Comments & collaboration
Conversation in Every happens on the task itself: comments with @-mentions, emoji reactions, and an activity feed that records every change, so the context never lives in someone's inbox.
Comments
Click Add a comment... on any task to open the composer. It's a full markdown editor:
- A formatting toolbar for bold, italic, headings, lists, links, quotes, and code blocks, with Write / Preview tabs to check the rendered result.
- Images: paste from your clipboard, drag and drop, or use the upload button.
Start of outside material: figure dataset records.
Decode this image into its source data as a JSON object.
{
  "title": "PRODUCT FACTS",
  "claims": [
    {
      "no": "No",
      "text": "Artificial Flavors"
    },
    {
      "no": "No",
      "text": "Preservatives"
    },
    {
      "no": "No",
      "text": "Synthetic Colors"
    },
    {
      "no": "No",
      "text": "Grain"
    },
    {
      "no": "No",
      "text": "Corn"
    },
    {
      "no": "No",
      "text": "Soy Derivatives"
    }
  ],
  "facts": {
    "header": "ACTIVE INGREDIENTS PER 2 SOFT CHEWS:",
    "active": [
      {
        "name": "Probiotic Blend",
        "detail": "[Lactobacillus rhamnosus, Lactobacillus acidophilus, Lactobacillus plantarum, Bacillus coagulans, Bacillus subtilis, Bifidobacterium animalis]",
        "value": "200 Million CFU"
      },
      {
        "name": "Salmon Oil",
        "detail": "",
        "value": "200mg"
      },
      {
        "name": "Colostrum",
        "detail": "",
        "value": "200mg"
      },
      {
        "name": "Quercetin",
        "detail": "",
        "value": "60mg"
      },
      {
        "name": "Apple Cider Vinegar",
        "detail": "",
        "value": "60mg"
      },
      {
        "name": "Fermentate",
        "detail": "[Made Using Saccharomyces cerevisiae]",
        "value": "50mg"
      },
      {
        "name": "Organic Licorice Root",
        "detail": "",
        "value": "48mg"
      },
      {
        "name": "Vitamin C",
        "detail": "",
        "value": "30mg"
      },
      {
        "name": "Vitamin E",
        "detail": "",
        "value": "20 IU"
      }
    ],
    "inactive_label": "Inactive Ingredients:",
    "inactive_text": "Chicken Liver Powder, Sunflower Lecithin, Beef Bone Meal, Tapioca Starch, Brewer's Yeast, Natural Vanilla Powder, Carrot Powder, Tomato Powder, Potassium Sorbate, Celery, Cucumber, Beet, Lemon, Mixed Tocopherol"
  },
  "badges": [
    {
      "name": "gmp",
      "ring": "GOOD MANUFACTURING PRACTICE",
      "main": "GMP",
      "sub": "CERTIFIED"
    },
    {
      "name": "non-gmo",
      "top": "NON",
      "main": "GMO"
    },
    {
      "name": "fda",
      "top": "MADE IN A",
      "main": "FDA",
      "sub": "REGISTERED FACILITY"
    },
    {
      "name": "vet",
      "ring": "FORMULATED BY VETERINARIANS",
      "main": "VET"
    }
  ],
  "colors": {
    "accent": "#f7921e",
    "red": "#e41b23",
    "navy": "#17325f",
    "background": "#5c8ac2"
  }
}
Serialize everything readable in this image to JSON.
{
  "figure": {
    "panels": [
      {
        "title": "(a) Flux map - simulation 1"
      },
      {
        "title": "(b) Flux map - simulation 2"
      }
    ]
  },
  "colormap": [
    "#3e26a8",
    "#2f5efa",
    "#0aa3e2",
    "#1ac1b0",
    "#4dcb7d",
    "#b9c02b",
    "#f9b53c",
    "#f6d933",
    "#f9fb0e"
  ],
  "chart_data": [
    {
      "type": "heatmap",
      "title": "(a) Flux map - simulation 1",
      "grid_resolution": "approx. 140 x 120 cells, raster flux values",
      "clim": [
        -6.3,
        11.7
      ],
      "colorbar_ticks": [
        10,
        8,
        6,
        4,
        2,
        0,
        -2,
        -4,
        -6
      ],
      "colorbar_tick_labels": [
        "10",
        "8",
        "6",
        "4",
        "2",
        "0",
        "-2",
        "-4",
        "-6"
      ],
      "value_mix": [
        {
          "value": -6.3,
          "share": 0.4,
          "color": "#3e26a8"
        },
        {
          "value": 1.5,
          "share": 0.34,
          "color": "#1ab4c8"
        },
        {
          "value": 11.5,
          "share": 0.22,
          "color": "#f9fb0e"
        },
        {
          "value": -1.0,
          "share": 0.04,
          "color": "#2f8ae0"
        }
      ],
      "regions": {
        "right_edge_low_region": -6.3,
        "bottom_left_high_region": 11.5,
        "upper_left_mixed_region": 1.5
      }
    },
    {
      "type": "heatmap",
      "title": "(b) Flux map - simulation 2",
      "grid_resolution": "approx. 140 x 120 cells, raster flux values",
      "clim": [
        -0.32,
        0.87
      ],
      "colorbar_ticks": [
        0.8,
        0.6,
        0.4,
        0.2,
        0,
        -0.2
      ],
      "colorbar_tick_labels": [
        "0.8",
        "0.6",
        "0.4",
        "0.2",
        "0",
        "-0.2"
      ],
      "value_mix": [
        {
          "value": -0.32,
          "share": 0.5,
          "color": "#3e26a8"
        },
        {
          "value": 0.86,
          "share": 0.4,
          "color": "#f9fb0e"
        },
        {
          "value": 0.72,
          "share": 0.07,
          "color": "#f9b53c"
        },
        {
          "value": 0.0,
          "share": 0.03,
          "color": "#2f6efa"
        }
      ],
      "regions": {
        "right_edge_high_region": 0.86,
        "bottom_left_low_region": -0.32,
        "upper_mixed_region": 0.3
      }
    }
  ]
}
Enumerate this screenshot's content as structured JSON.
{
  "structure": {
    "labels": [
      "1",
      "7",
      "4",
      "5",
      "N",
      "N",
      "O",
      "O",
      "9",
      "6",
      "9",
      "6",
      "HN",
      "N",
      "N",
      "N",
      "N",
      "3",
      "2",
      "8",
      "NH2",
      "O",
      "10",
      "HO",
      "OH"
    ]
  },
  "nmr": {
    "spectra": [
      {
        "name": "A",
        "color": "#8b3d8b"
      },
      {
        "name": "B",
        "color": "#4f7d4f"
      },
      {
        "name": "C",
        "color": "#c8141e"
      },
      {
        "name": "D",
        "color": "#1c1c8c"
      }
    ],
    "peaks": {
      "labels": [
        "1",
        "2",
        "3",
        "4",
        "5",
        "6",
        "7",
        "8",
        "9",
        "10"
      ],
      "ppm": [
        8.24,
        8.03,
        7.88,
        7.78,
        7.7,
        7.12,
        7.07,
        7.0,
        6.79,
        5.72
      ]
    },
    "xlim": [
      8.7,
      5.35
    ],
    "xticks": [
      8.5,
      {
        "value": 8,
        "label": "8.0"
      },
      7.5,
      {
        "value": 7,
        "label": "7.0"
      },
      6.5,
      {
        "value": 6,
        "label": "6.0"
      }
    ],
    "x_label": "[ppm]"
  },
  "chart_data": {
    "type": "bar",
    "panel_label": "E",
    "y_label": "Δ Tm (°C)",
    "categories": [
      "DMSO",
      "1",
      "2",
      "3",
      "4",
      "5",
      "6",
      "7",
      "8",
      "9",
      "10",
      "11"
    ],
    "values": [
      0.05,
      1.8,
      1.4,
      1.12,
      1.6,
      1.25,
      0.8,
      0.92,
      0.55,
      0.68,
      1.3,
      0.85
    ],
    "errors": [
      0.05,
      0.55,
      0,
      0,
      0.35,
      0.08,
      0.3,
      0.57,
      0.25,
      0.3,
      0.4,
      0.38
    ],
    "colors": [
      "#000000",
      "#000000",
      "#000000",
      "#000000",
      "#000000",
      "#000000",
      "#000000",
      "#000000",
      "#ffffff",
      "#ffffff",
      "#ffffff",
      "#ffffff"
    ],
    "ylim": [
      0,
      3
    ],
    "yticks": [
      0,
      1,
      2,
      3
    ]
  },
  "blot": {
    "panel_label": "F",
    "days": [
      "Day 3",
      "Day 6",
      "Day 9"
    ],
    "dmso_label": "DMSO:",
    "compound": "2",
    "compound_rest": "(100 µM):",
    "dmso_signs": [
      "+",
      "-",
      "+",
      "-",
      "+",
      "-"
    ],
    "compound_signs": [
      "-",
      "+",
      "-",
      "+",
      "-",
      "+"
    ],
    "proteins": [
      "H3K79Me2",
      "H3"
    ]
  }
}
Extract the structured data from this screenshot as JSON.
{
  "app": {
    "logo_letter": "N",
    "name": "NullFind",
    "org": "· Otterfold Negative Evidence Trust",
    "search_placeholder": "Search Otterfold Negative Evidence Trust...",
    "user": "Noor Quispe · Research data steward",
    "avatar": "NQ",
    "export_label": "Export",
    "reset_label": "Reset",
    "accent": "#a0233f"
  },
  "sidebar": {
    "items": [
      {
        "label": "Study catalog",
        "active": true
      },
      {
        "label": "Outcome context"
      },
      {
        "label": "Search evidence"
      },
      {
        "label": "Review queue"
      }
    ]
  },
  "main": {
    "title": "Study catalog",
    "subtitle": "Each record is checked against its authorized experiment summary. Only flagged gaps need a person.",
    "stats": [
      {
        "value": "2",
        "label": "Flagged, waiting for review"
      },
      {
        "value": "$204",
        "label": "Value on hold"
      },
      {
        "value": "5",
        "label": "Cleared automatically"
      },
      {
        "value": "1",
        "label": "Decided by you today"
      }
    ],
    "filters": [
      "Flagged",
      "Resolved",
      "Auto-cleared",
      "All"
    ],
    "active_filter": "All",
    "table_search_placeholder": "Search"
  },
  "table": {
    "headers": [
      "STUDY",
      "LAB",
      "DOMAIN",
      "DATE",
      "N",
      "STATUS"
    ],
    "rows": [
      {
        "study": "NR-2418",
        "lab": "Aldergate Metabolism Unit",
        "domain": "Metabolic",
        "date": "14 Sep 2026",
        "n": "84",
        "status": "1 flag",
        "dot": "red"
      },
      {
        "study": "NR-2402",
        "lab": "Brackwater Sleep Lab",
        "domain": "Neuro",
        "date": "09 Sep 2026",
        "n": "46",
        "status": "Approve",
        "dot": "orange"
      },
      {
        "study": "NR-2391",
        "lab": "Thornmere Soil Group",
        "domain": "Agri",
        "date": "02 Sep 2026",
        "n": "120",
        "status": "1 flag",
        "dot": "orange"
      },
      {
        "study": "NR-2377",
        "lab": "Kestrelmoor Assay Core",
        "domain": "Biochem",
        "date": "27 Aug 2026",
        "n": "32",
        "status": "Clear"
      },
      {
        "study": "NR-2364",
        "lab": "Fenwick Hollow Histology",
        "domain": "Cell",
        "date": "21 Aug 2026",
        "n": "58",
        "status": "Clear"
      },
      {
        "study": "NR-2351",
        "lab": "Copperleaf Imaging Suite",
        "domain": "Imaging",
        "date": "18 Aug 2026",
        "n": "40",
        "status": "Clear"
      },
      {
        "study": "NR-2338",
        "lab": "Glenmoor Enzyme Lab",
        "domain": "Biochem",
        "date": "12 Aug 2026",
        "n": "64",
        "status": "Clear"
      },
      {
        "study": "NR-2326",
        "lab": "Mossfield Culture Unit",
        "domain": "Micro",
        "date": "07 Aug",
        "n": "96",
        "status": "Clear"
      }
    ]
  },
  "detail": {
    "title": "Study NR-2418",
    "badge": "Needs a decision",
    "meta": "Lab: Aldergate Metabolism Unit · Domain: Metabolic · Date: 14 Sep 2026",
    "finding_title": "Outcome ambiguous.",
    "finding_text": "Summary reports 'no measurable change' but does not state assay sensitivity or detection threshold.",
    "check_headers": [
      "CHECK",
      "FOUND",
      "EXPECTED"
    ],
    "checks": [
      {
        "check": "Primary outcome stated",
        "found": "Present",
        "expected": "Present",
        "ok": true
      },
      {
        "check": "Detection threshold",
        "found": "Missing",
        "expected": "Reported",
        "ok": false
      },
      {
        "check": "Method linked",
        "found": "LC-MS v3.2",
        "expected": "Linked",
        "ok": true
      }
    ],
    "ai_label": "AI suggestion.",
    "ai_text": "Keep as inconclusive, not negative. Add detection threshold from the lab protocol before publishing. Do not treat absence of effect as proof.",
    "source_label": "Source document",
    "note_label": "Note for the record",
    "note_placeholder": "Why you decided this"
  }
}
The image uploads and drops a markdown reference into your text.
- Emoji: type
:and search by name, or use the picker button. - Submit with the Comment button or Ctrl+Enter.
You can edit or delete your own comments at any time (edited comments are marked), and comments sort Newest first by default with a toggle to flip the order. Half-written comments survive tab switches, so bouncing to another task mid-thought is safe.
@-mentions
Type @ and pick a teammate to notify them. Mentions work in comments and in task descriptions, and there are two group mentions on every task:
- @Assignees notifies everyone assigned to the task.
- @Creator notifies whoever created it.
Mentioned people get a notification, so a mention is the reliable way to pull someone into a task.
Reactions
Hover over a comment and use the smiley button to react with any emoji. Reactions group into counters under the comment; click an existing one to add or remove yours, and hover to see who's behind it. Sometimes a 👍 is a complete answer.
The activity feed
Alongside Comments, every published task has an Activity tab recording who changed what, and when:
- Field changes show old and new values ("Status: To Do → In Progress").
- Rapid-fire edits by the same person are batched into one entry, so the feed stays readable.
- Description edits get a Compare button showing a word-by-word diff of what was added and removed.
- Time logged, checklists, and attachments each leave an entry.
- Changes made by automations appear with a lightning bolt instead of an avatar, so you can always tell a rule from a person.
Combined with comments, the activity feed makes any task self-explanatory months later: what happened, who did it, and what was said.
Who can moderate
You always control your own comments. Editing or deleting other people's requires the comment moderation permission, typically reserved for admins. See Team, roles & permissions.